Abstract

Following the 1971 publication of John R. Paul's seminal work, A History of Poliomyelitis, few writers have attempted to craft a competing macro-history of polio. Rising to the challenge, Gareth Williams in Paralysed with Fear provides a fresh biopic of polio and charts its metamorphosis from an unknown clinical entity in the eighteenth century to a genomic curio in the post-vaccine twenty-first century. Williams, a physician and former Dean of the Faculty of Medicine at the University of Bristol, has an accomplished publishing record. Although he has devoted most of his energies to textbooks, he has also written expansive histories of disease, including an earlier monograph, entitled Angel of Death: The Story of Smallpox. By drawing on historical medical journals, interviews and secondary literature, Williams argues that unlocking the mystery of polio was not one of steady progress, but a rambling transnational journey informed by competing philosophies and personal politics blended with scientific setbacks and successes. The book is organised chronologically around thematic chapters that present important developments in the discovery, treatment and control of polio. To ground his analysis, Williams first examines the long road to identify the disease.

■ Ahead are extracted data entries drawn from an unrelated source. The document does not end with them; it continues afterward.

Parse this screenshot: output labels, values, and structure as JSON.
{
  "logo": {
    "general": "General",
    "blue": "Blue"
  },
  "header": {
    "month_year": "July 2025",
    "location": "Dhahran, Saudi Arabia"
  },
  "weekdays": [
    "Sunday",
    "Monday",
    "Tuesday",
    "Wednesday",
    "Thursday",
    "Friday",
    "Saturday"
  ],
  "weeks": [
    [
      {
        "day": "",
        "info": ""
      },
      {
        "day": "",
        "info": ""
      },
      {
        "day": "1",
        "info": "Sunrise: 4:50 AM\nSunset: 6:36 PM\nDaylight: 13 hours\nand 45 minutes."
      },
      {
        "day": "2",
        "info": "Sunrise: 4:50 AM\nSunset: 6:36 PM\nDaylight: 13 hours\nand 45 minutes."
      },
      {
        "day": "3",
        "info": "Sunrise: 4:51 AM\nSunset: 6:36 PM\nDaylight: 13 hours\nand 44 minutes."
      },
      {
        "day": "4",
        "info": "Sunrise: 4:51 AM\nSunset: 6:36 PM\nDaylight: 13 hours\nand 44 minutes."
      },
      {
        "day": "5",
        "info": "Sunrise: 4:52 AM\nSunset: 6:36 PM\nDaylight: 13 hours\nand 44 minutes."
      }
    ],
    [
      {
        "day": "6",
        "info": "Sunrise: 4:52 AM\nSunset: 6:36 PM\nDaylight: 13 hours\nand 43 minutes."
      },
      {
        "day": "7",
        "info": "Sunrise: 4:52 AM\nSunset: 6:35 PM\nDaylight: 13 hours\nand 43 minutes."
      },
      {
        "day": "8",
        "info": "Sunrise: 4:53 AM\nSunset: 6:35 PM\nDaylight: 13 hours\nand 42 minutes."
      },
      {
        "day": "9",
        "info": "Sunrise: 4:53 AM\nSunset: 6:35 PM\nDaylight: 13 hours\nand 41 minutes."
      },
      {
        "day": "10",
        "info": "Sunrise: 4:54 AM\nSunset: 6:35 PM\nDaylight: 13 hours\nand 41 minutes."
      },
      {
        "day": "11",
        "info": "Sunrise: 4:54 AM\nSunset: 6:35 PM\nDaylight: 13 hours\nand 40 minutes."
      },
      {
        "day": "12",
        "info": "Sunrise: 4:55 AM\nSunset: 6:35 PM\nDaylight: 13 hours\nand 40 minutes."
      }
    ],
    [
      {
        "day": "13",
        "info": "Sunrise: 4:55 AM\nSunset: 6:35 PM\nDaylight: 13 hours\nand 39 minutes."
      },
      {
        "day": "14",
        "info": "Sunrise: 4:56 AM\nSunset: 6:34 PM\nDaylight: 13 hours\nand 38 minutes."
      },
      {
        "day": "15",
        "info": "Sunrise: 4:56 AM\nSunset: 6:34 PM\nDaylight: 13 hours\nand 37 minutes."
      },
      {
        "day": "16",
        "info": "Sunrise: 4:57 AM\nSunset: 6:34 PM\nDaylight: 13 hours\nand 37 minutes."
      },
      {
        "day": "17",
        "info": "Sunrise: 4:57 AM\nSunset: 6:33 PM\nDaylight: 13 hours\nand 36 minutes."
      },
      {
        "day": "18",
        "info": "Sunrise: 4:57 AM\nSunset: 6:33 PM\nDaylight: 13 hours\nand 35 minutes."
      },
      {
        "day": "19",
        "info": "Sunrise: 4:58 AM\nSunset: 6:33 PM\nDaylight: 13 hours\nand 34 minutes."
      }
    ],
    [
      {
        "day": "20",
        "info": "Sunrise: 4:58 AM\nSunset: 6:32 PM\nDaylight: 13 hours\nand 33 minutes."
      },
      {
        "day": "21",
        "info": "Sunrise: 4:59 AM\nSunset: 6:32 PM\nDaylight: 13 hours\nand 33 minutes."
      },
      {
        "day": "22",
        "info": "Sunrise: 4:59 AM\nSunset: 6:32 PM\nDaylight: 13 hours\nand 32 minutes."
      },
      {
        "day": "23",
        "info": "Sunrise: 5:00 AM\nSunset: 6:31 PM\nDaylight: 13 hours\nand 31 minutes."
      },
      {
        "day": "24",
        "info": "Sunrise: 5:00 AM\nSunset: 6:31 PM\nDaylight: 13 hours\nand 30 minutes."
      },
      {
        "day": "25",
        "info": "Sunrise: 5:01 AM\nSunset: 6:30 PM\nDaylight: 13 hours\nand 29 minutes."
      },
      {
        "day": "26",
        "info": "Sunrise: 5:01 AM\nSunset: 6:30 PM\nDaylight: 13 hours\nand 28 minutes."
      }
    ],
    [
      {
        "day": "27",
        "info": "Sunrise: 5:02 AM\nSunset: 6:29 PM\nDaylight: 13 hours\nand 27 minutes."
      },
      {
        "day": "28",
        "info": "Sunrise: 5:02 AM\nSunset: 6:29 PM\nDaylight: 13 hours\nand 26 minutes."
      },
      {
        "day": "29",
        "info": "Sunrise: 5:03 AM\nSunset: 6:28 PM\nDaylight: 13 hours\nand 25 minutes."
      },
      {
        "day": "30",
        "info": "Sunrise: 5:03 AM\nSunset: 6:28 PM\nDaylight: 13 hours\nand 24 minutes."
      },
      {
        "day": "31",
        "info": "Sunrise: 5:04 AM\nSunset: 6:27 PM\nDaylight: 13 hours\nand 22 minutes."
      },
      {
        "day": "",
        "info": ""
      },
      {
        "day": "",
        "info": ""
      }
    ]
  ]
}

He discovers that paralytic polio, a relatively rare affliction compared to other illnesses, was ‘slow to impress medical men’ (p. 4). Although the disease received greater attention once it emerged in epidemic form, divisions between the miasmtists and the germ theorists initially undermined advancements in knowledge. Meanwhile, polio treatment remained a prisoner of orthodoxy with patients subjected to limb immobilisation. Turning to twentieth-century America, Williams describes how the 1916 New York City epidemic forged momentum to systematically fight polio; however, it was not until the establishment of national health philanthropies that adequate funding was made available to improve medical care and research programmes. The author analyses the politically charged terrain of science in appraising the missteps of Park, Brodie and Kolmer in the 1930s, as well as the subsequent abuses and achievements of Salk, Sabin, Koprowski and Cox in the 1950s and 1960s. Through this foray, Williams reveals the surprising circumstances that carried some interventions forward, while relegating others to the dustbin.